I don’t know how to be strong facing this…my two loves, my two ‘best internet friends.’ All I can do is cry…for you, for her, for me, for our road trips and our plans. I love you, both, so much…and before this is done, i’ll ry an ocean of tears to match the one I cried last night. call when you can. I am the best I can be, and that is here for you.

I am so sorry.

July 10, 2012

I am so sorry… the words I type are empty, but the meaning is there.

i was afraid of the shortness of time.

July 10, 2012

Oh, Alex. Oh darling.

July 12, 2012

Just heard. I’m so sorry, Alex. Thinking of you.

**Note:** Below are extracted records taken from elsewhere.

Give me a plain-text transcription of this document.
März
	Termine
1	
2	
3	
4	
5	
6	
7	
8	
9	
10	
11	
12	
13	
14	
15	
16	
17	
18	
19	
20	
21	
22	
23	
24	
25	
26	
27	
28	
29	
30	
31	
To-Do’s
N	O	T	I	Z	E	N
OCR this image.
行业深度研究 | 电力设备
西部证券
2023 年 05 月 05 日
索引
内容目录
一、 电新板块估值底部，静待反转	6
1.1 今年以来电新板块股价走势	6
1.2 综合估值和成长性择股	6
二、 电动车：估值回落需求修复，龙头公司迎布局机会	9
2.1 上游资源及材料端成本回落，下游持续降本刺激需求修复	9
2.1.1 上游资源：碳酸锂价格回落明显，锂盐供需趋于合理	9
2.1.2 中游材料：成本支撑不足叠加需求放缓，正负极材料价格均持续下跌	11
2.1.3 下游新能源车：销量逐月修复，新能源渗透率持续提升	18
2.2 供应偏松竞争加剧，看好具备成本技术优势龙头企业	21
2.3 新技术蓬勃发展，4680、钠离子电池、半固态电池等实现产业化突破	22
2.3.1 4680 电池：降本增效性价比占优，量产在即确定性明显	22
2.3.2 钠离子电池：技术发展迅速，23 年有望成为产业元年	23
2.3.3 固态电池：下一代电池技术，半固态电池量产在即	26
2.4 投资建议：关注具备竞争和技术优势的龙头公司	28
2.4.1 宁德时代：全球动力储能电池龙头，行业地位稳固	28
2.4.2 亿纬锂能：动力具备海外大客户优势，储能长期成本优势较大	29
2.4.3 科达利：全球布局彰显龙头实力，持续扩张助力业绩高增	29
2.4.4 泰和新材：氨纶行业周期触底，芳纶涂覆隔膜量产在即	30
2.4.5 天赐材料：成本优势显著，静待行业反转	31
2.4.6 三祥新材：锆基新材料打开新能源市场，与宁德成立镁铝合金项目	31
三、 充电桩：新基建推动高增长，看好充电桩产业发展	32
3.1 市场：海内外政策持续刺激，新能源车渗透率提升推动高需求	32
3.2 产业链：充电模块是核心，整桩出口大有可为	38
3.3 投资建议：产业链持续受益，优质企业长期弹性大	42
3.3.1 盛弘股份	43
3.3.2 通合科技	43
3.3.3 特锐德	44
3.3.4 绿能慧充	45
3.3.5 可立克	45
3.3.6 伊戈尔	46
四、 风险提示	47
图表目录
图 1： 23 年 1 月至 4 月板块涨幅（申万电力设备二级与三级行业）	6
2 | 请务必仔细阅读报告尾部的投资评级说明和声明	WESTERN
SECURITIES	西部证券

i keep almost picking up the phone. i never know when i’ll catch you, and part of me hopes you are not home – i’m sure you can guess why. …i’m sure they’re keeping her as comfortable as they can. and i’m SURE you are, too. i worry about YOU. who’s keeping YOU as comfortable as they can? my poor, beautiful friends…<3 if you need somewhere to escape to, please say so. you are welcomehere, always, no matter when, no matter what. love you. here whenever.

July 12, 2012

She was so loved by so many, me included. I am shocked and stunned and…oh, Gwennie. My heart is full of words for you that all sound wrong, but…my heart, my heart.